Dr Nick Morgan is a leading global authority on Scotch whisky and head of whisky outreach at Diageo. In the years before Diageo he taught Modern Scottish History at the University of Glasgow.
Most of the past six months have been spent writing and editing his new book, A Long Stride: The Story of the World’s No. 1 Scotch Whisky, which is available now, with lockdown providing the perfect distraction-free period of time.
Settle in to discover the whiskies he would take to our desert island.
16 Years Old
One of my all-time favourites. I can’t think of anything better to drink if I was sitting in front of my campfire contemplating rescue. The rich smoke would go beautifully with the fish I’d just caught and cooked. I remember once having a long conversation in a marketing meeting about the transportational properties of single malt Scotch. Every sip of Lagavulin is an adventure. Sometimes it takes you to Islay, sometimes to imagined places.
36 Years Old 1977
I was lucky enough to bottle some exceptional whiskies as part of the Diageo Special Releases programme, but this Convalmore from 2013 was very special, with very unusual and varied fruit flavours. According to Dave Broom one of those rare rancio whiskies. We had bottled a Rare Malt, and another 1977 as a 28-year-old Special Release, but this one just blew the others away. It was a revelation. This was also a really good pack design, partly based on old Peter Dawson labels who had been distillery licensee back in the day. That’s where the blue bell trademark comes from.
18 Years Old 1996
I was given a bottle of this for Christmas back in 1996 and it was just one of the most perfect whiskies I’ve ever tasted. I’ve tried a few bottlings from different years since then, and while I know there can be quite a lot of variation between them, certainly none have come close to the wonderful combination of fruit, brine and smoke.
Old Weller Original
107 Proof 1992
I was lucky enough to spend a lot of time in Kentucky in the early to mid 1990s and had a crash course in Bourbon education. Stitzel Weller was still open when I first visited and I fell for the unique wheated Bourbon style it produced – I’m not really a fan of today’s rye-heavy Bourbons with their perennially ‘robust’ tasting notes.
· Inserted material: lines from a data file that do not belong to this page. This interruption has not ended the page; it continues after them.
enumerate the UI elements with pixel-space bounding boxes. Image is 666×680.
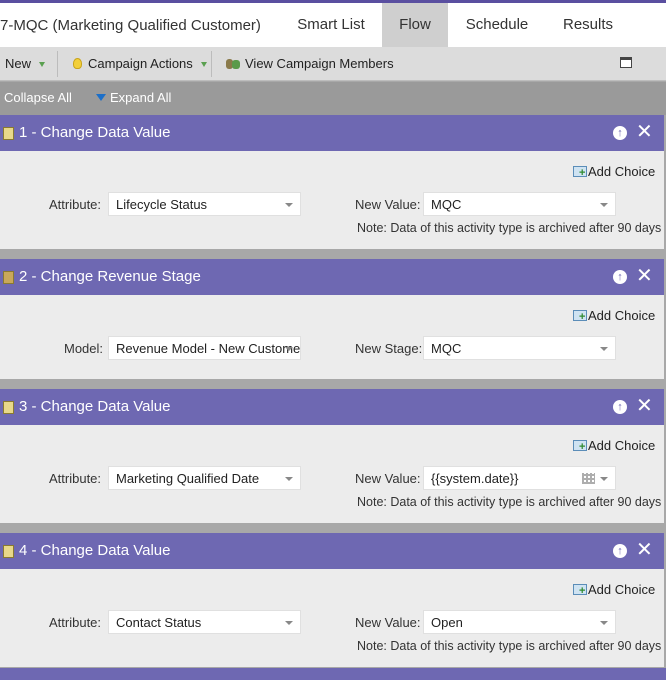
new-stage-select[interactable]: MQC <box>423 336 616 360</box>
add-choice-button[interactable]: Add Choice <box>573 308 655 323</box>
tab-flow[interactable]: Flow <box>382 3 448 47</box>
flow-step-title: 2 - Change Revenue Stage <box>19 268 201 285</box>
new-value-select-value: MQC <box>431 197 462 212</box>
attribute-select[interactable]: Lifecycle Status <box>108 192 301 216</box>
new-menu-button[interactable]: New <box>5 56 46 71</box>
new-value-select-value: {{system.date}} <box>431 471 519 486</box>
new-value-select[interactable]: MQC <box>423 192 616 216</box>
new-value-select-value: Open <box>431 615 463 630</box>
chevron-down-icon <box>600 621 608 625</box>
view-campaign-members-button[interactable]: View Campaign Members <box>226 56 394 71</box>
toolbar-divider <box>211 51 212 77</box>
add-choice-label: Add Choice <box>588 308 656 323</box>
new-stage-select-value: MQC <box>431 341 462 356</box>
flow-step-header[interactable]: 1 - Change Data Value ↑ ✕ <box>0 115 664 151</box>
data-value-icon <box>3 127 14 140</box>
flow-step-body: Add Choice Attribute: Lifecycle Status N… <box>0 151 664 249</box>
chevron-down-icon <box>285 477 293 481</box>
add-choice-icon <box>573 439 587 453</box>
data-value-icon <box>3 545 14 558</box>
add-choice-button[interactable]: Add Choice <box>573 582 655 597</box>
add-choice-icon <box>573 583 587 597</box>
new-value-label: New Value: <box>355 615 421 630</box>
expand-all-label: Expand All <box>110 90 172 105</box>
move-up-icon[interactable]: ↑ <box>613 126 627 140</box>
chevron-down-icon <box>600 477 608 481</box>
attribute-select[interactable]: Marketing Qualified Date <box>108 466 301 490</box>
chevron-down-icon <box>285 621 293 625</box>
new-value-select[interactable]: {{system.date}} <box>423 466 616 490</box>
new-dropdown-icon <box>39 61 46 67</box>
move-up-icon[interactable]: ↑ <box>613 544 627 558</box>
campaign-actions-label: Campaign Actions <box>88 56 193 71</box>
flow-step-header[interactable]: 4 - Change Data Value ↑ ✕ <box>0 533 664 569</box>
collapse-all-button[interactable]: Collapse All <box>4 90 72 105</box>
flow-step-header[interactable]: 3 - Change Data Value ↑ ✕ <box>0 389 664 425</box>
campaign-actions-dropdown-icon <box>200 61 207 67</box>
window-icon[interactable] <box>620 57 632 68</box>
remove-step-icon[interactable]: ✕ <box>636 395 653 417</box>
campaign-tab-bar: 7-MQC (Marketing Qualified Customer) Sma… <box>0 0 666 47</box>
attribute-label: Attribute: <box>49 197 102 212</box>
flow-step-body: Add Choice Attribute: Contact Status New… <box>0 569 664 667</box>
add-choice-icon <box>573 309 587 323</box>
archive-note: Note: Data of this activity type is arch… <box>357 495 662 509</box>
new-value-select[interactable]: Open <box>423 610 616 634</box>
tab-schedule[interactable]: Schedule <box>452 3 542 47</box>
model-label: Model: <box>64 341 104 356</box>
members-icon <box>226 58 240 70</box>
attribute-select[interactable]: Contact Status <box>108 610 301 634</box>
new-value-label: New Value: <box>355 471 421 486</box>
remove-step-icon[interactable]: ✕ <box>636 121 653 143</box>
chevron-down-icon <box>600 203 608 207</box>
attribute-label: Attribute: <box>49 615 102 630</box>
new-menu-label: New <box>5 56 32 71</box>
expand-all-button[interactable]: Expand All <box>96 90 171 105</box>
next-step-header <box>0 668 666 680</box>
move-up-icon[interactable]: ↑ <box>613 400 627 414</box>
new-stage-label: New Stage: <box>355 341 423 356</box>
attribute-label: Attribute: <box>49 471 102 486</box>
calendar-icon[interactable] <box>582 473 595 484</box>
remove-step-icon[interactable]: ✕ <box>636 265 653 287</box>
campaign-title: 7-MQC (Marketing Qualified Customer) <box>0 17 261 34</box>
flow-step-body: Add Choice Model: Revenue Model - New Cu… <box>0 295 664 379</box>
tab-smart-list[interactable]: Smart List <box>281 3 381 47</box>
attribute-select-value: Lifecycle Status <box>116 197 208 212</box>
chevron-down-icon <box>285 203 293 207</box>
remove-step-icon[interactable]: ✕ <box>636 539 653 561</box>
model-select-value: Revenue Model - New Customer <box>116 341 301 356</box>
flow-step-header[interactable]: 2 - Change Revenue Stage ↑ ✕ <box>0 259 664 295</box>
lightbulb-icon <box>73 58 82 69</box>
expand-triangle-icon <box>96 94 106 101</box>
attribute-select-value: Contact Status <box>116 615 202 630</box>
flow-step-body: Add Choice Attribute: Marketing Qualifie… <box>0 425 664 523</box>
toolbar-divider <box>57 51 58 77</box>
add-choice-button[interactable]: Add Choice <box>573 164 655 179</box>
data-value-icon <box>3 401 14 414</box>
chevron-down-icon <box>600 347 608 351</box>
view-campaign-members-label: View Campaign Members <box>245 56 394 71</box>
add-choice-button[interactable]: Add Choice <box>573 438 655 453</box>
add-choice-icon <box>573 165 587 179</box>
flow-toolbar: New Campaign Actions View Campaign Membe… <box>0 47 666 81</box>
move-up-icon[interactable]: ↑ <box>613 270 627 284</box>
add-choice-label: Add Choice <box>588 438 656 453</box>
add-choice-label: Add Choice <box>588 582 656 597</box>
flow-step-title: 4 - Change Data Value <box>19 542 171 559</box>
new-value-label: New Value: <box>355 197 421 212</box>
archive-note: Note: Data of this activity type is arch… <box>357 639 662 653</box>
chevron-down-icon <box>285 347 293 351</box>
attribute-select-value: Marketing Qualified Date <box>116 471 260 486</box>
flow-step-title: 3 - Change Data Value <box>19 398 171 415</box>
archive-note: Note: Data of this activity type is arch… <box>357 221 662 235</box>
add-choice-label: Add Choice <box>588 164 656 179</box>
flow-step-title: 1 - Change Data Value <box>19 124 171 141</box>
expand-collapse-bar: Collapse All Expand All <box>0 82 666 115</box>
tab-results[interactable]: Results <box>548 3 628 47</box>
campaign-actions-button[interactable]: Campaign Actions <box>73 56 207 71</box>
model-select[interactable]: Revenue Model - New Customer <box>108 336 301 360</box>
revenue-stage-icon <box>3 271 14 284</box>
Give me the good old days, particularly this high-strength Old Weller 107, soft and luscious on the palate, the alcohol tamed by a cube or two of ice, like honeycomb with a topping of vanilla ice cream.
Under the circumstances I could hardly not choose this. Everyone’s favourite desert island whisky. A most satisfying drink that never fails to disappoint. Great nose, great mouthfeel and a wonderful richness. Depth of flavour I remember was an advertising line used by the brand in the 1990s, and it couldn’t be more true. I think you look for completeness in blends, and this one has it. I actually have a 4.5 litre bottle on my desk. Could it be that one?
A brief final luxury
Perfectly protected against the elements in its heavy duty carry-case, with a few sets of spare strings, a tuner and capo, my beautifully toned Taylor 310. When I bought it my intention was to get a second-hand Martin D-18, which I tried. But the guy in the shop brought me this one too. I spent about an hour or more just playing the C chord on each in turn and decided the Taylor was for me. I love playing this guitar, and after having had it for 15 years or so it’s beginning to fit me like a glove. With a glass by my side, and its rich resonant tones in my ear, I could be perfectly happy.